Orcas were transported and loaded on the ship

Official letter to the head of the Russian Fishery Agency
Killer whales from Srednyaya bay are safely delivered to town Innokentievka of Nikolaevskiy district

Orcas were transported and loaded on the ship

July 13, 2019

On 12 July VNIRO with capture companies loaded containers with animals on the ship named “TransAmur-3” at Khabarovsk harbour.

Although VNIRO has not allowed participation of academic scientists and independent observers in transportation and release of killer whales and belugas, volunteers managed to arrange outer observation of entire transportation process from loading to the lorries in Srednyaya up to delivery to harbour of Khabarovsk.

Volunteers of «Sakhalin Watch» confirm that all 3 killer whales were alive sent in the ship via Amur river to release location at Nikolaevskiy district.

Following disadvantages of transportation process were detected. Lorries were moving too fast through intervals of bad roads’ surfaces (what could have caused motion sickness of animals). Some minor water leakage was also detected from one of the lorries.

Also due to lack of management in logistic process there was 6 hours delay in harbour of Khabarovsk prior ship loading.
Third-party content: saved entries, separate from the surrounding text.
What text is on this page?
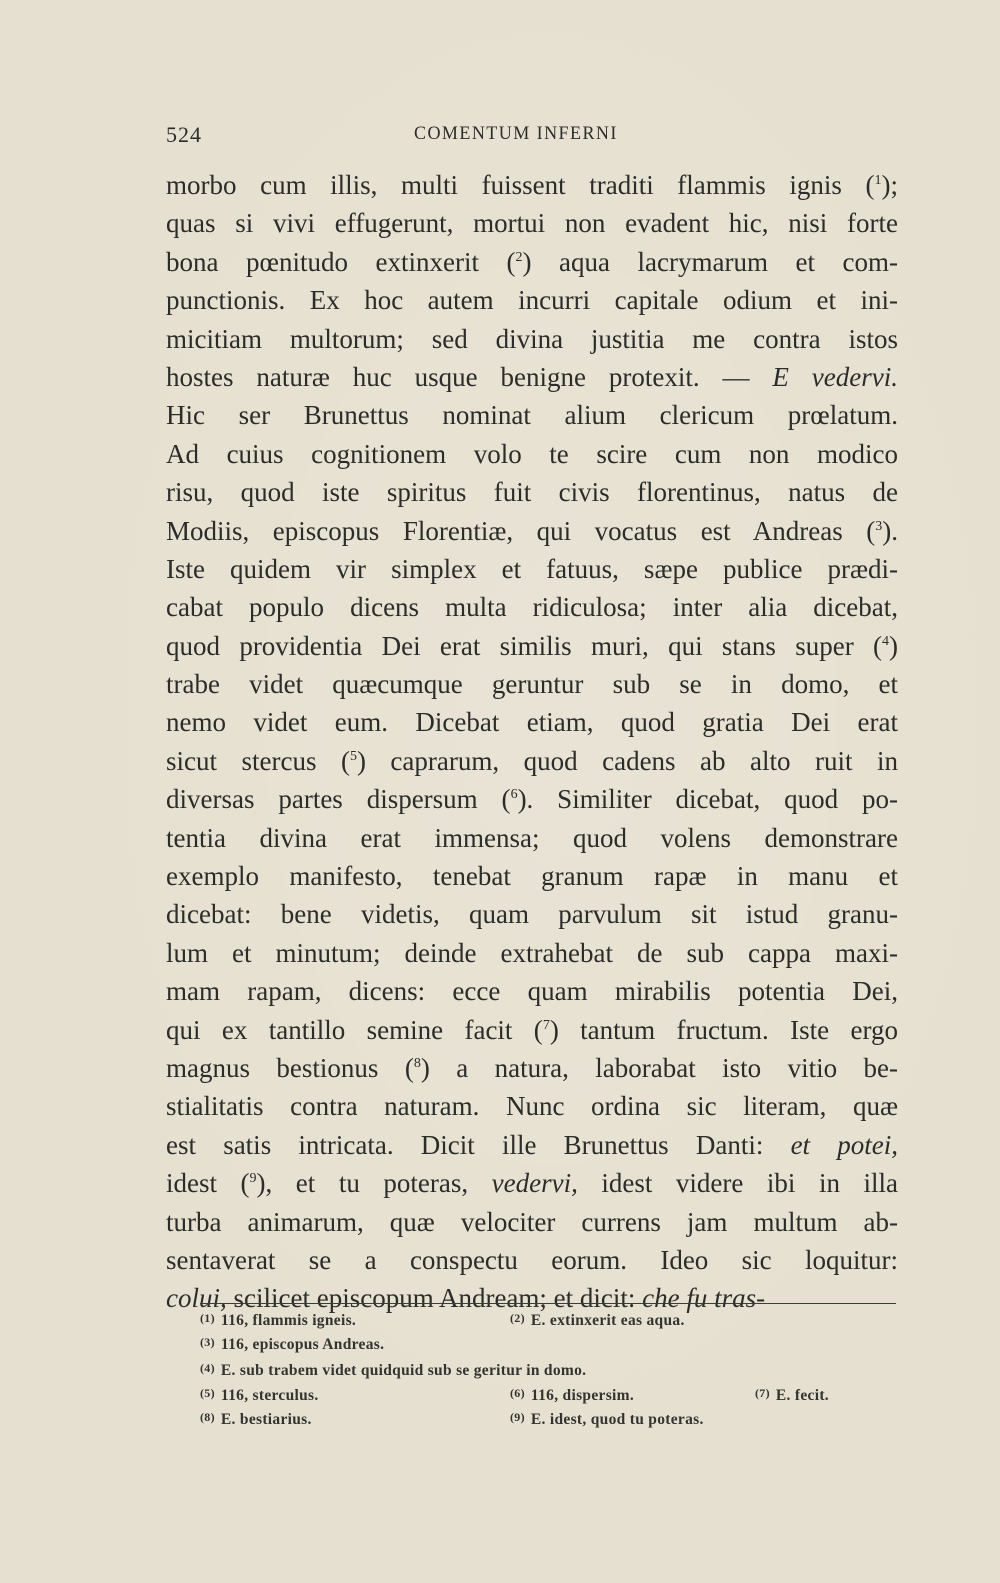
524	COMENTUM INFERNI
morbo cum illis, multi fuissent traditi flammis ignis ($^1$);
quas si vivi effugerunt, mortui non evadent hic, nisi forte
bona pœnitudo extinxerit ($^2$) aqua lacrymarum et com-
punctionis. Ex hoc autem incurri capitale odium et ini-
micitiam multorum; sed divina justitia me contra istos
hostes naturæ huc usque benigne protexit. — E vedervi.
Hic ser Brunettus nominat alium clericum prœlatum.
Ad cuius cognitionem volo te scire cum non modico
risu, quod iste spiritus fuit civis florentinus, natus de
Modiis, episcopus Florentiæ, qui vocatus est Andreas ($^3$).
Iste quidem vir simplex et fatuus, sæpe publice prædi-
cabat populo dicens multa ridiculosa; inter alia dicebat,
quod providentia Dei erat similis muri, qui stans super ($^4$)
trabe videt quæcumque geruntur sub se in domo, et
nemo videt eum. Dicebat etiam, quod gratia Dei erat
sicut stercus ($^5$) caprarum, quod cadens ab alto ruit in
diversas partes dispersum ($^6$). Similiter dicebat, quod po-
tentia divina erat immensa; quod volens demonstrare
exemplo manifesto, tenebat granum rapæ in manu et
dicebat: bene videtis, quam parvulum sit istud granu-
lum et minutum; deinde extrahebat de sub cappa maxi-
mam rapam, dicens: ecce quam mirabilis potentia Dei,
qui ex tantillo semine facit ($^7$) tantum fructum. Iste ergo
magnus bestionus ($^8$) a natura, laborabat isto vitio be-
stialitatis contra naturam. Nunc ordina sic literam, quæ
est satis intricata. Dicit ille Brunettus Danti: et potei,
idest ($^9$), et tu poteras, vedervi, idest videre ibi in illa
turba animarum, quæ velociter currens jam multum ab-
sentaverat se a conspectu eorum. Ideo sic loquitur:
colui, scilicet episcopum Andream; et dicit: che fu tras-
(1) 116, flammis igneis.	(2) E. extinxerit eas aqua.
(3) 116, episcopus Andreas.
(4) E. sub trabem videt quidquid sub se geritur in domo.
(5) 116, sterculus.	(6) 116, dispersim.	(7) E. fecit.
(8) E. bestiarius.	(9) E. idest, quod tu poteras.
What means that the beginning of transportation from Srednyaya could have been also postponed to reduce time when animals suffer in tiny containers.

Observers point out that accompanying team carried out the process of loading to the ship in a professional, fast and efficient way. Water was dumped away from containers before lifting them. As soon as each container was fixed on ship’s deck it was filled with fresh water which was previously prepared with dissolved salt. Water was cooled down with ice. This way in 3-4 minuter killer whales got fresh cool water which was some relieve for them.

Campaign Free Russian Whales appreciates release of killer whales and belugas from Whale Prison but points out that the main disadvantage of chosen by VNIRO scheme is still taking place – cetaceans are being release in very small groups what will seriously complicate their adaptation to natural sea life.